Bei rechnerisch rund 3,4 Millionen Impfterminen bis zum Sommer sei es naheliegend, „eine Software zu nutzen, die auch bei anderen Großereignissen wie der Fußballweltmeisterschaft genutzt wurde“. Schwierigkeiten gab es, so der Sprecher: „Wir haben natürlich wie alle zu wenig Impfdosen für die Anfragen.“ Technisch aber habe von Anfang an alles reibungslos geklappt. Rund 27.000 Termine wurden bis dato vergeben.

Auch Niedersachsen hat für das Impfterminportal ein Privatunternehmen beauftragt. Majorel ist laut Eigenwerbung „neuer globaler Marktführer im Bereich Customer Experience Management“. Kritik an dem Dienstleister wies das Land zurück – schuld sei die Netzüberlastung gewesen. Das System selbst habe funktioniert: Neben den Anrufen habe es in den ersten beiden Stunden auch noch 5,9 Millionen Onlinezugriffe auf das Portal gegeben, das darunter nicht zusammengebrochen sei.

Probleme gab es aber auch dabei: Majorel wählte als Bestätigungsmethode SMS-Codes. Die jedoch konnten erst so spät zugesandt werden, dass sie schon nicht mehr gültig waren. Vorhersehbar wäre auch das gewesen.

Bis zum Donnerstagmittag wurden immerhin rund 4.000 Termine vergeben. Viel mehr gibt es auch nicht in näherer Zukunft, dafür steht nicht genügend Impfstoff zur Verfügung. Bis alle 80-Jährigen mit Terminen versorgt sind, kann es also noch dauern. Irgendwann folgen dann die nächsten Impfberechtigtengruppen, mit weiteren Millionen Anfragen.

Bremen hat einen anderen Weg gewählt: Einen Termin vereinbaren kann hier nur, wer dazu eine Einladung bekommen hat – im ersten Schritt nur die über 90-Jährigen, und auch die wurden nur nach und nach und nicht alle an einem Tag angeschrieben. „Wir wollten, dass alle, die sich melden, auch schnell einen Termin bekommen und nicht wochenlang warten müssen“, sagt Lukas Fuhrmann, Sprecher der Gesundheitsbehörde.

„Es könnte zu einer Art Impftourismus kommen“

Marco Trips, Städte- und Gemeindebund

Die Termine werden online und über eine Bremer Telefonnummer vergeben, im Callcenter der Kampagne „Bremen impft“ sitzen unter anderem Beschäftigte aus der Hotellerie und der Veranstaltungsbranche. Bisher wurden 11.700 Termine in Bremen vergeben, in Bremerhaven weitere 4.490. Die Warteschlange beim Anrufen habe in keinem Fall länger als zwei Minuten gedauert.

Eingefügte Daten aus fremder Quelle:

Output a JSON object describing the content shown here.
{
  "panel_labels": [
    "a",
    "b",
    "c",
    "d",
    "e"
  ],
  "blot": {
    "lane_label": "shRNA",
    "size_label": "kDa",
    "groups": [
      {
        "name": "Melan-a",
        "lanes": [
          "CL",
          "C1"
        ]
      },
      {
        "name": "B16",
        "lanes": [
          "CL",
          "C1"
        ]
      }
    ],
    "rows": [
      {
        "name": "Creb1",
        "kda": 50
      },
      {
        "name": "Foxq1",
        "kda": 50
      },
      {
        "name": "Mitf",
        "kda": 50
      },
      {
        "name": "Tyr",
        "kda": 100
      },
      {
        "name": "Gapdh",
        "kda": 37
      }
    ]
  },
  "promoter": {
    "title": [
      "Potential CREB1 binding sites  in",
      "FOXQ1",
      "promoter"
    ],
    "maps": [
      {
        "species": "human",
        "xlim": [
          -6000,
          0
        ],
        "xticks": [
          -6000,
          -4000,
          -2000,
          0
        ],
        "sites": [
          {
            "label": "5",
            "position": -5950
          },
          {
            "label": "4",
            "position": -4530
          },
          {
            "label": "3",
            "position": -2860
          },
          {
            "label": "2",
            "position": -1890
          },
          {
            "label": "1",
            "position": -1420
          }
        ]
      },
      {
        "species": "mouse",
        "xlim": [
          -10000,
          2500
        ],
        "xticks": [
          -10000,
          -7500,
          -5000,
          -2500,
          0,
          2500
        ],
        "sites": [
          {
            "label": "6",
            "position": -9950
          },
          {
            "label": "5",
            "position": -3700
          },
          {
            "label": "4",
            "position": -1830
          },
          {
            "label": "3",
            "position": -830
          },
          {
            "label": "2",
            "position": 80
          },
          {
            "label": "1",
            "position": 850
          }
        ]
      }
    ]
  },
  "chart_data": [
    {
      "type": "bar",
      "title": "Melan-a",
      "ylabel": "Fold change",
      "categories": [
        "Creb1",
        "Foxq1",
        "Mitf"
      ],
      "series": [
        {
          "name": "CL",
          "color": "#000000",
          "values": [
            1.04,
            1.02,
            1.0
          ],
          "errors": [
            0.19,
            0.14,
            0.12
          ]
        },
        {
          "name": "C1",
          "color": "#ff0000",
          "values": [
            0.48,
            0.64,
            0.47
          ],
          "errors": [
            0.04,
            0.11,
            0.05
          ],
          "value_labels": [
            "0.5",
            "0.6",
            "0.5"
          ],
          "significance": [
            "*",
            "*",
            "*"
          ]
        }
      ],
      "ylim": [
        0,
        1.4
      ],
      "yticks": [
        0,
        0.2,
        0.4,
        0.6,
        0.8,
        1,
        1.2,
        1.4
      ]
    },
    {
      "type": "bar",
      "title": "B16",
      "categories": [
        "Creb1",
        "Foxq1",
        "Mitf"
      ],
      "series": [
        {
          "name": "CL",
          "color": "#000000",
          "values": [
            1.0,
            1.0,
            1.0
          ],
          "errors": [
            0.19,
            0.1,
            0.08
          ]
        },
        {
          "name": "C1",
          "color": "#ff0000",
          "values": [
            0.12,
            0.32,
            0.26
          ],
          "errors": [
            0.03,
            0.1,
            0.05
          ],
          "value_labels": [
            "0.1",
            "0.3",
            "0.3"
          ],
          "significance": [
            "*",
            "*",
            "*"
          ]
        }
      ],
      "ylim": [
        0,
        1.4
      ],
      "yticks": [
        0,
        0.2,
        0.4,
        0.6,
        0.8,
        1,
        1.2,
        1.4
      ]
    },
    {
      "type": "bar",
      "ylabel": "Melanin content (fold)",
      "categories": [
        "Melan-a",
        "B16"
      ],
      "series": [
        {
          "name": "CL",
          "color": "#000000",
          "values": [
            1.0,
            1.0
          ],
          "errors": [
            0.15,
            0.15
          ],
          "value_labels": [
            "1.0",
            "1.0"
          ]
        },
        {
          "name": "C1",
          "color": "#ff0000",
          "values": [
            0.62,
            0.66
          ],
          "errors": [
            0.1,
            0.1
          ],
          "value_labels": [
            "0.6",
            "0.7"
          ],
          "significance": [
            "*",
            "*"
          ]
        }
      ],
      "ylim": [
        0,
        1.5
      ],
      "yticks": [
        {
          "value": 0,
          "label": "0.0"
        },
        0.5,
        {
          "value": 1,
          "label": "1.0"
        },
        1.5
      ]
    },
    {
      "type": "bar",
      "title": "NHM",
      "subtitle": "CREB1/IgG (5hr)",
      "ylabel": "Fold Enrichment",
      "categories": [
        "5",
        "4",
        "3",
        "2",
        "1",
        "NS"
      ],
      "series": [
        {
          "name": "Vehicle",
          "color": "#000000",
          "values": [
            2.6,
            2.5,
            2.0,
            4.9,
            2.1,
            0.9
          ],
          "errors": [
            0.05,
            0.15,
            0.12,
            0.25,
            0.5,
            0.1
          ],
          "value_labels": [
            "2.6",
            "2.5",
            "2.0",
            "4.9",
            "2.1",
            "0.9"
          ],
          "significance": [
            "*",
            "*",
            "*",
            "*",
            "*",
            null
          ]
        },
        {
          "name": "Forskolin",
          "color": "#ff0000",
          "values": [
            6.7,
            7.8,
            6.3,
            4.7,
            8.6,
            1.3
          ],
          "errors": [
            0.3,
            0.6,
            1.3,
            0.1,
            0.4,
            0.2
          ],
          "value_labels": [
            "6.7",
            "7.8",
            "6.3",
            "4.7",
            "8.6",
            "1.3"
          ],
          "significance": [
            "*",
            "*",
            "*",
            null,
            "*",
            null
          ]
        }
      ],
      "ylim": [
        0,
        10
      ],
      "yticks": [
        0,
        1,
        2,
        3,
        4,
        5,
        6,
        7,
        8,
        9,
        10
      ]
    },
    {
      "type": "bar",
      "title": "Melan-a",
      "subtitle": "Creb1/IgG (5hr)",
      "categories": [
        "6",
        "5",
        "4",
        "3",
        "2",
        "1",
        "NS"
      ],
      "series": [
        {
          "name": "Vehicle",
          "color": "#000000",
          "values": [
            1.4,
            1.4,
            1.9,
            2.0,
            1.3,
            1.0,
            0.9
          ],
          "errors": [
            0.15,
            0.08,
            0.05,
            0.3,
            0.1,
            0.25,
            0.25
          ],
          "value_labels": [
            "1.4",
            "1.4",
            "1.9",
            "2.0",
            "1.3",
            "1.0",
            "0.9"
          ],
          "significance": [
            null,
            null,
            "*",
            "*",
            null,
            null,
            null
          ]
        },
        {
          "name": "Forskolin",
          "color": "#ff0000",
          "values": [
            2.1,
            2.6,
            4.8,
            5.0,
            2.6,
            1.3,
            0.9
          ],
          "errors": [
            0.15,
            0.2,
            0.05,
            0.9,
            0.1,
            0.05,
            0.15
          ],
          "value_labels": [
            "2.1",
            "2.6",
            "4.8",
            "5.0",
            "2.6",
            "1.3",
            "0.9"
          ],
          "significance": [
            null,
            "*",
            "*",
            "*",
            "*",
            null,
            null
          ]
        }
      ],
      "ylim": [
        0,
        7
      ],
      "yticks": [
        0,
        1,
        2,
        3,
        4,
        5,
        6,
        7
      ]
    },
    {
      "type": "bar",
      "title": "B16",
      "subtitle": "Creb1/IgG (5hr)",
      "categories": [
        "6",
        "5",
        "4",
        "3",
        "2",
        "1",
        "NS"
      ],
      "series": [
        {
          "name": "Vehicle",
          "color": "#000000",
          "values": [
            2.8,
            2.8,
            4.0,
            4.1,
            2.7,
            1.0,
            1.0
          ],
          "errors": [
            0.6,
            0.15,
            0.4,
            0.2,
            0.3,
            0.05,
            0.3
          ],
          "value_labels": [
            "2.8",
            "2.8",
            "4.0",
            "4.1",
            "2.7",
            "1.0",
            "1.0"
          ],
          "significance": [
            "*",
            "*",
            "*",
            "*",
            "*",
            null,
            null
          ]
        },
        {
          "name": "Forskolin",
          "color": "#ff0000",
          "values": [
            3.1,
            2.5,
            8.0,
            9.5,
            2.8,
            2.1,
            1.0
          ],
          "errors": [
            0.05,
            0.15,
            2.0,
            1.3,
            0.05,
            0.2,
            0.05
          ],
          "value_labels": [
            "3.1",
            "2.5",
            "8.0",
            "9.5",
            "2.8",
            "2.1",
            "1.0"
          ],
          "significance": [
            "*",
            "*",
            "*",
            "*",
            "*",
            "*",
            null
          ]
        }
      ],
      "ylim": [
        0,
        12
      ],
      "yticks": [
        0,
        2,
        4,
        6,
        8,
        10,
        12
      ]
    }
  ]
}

Niedersachsen ist nicht Bremen. Aber es gibt auch hier kleinere Verwaltungseinheiten; die Landkreise sind zuständig für den Betrieb der Impfzentren. Und aus der zentralen Vergabe folgen weitere Probleme: „Diejenigen, die in den Leitungen durchgekommen sind, haben jetzt manchmal Termine in anderen Landkreisen zugeteilt bekommen“, sagt Marco Trips, Präsident des niedersächsischen Städte- und Gemeindebundes. „Da könnte es also zu einer Art Impftourismus kommen.“

Wer in Niedersachsen noch einen Impftermin bekommen möchte, soll es zurzeit einfach weiter versuchen – etwa 300 Callcenter-Mitarbeiter*innen nehmen Anrufe entgegen, die Anfragen seien aber weiter hoch. Wer durchkommt, kann einen Platz auf der Warteliste bekommen.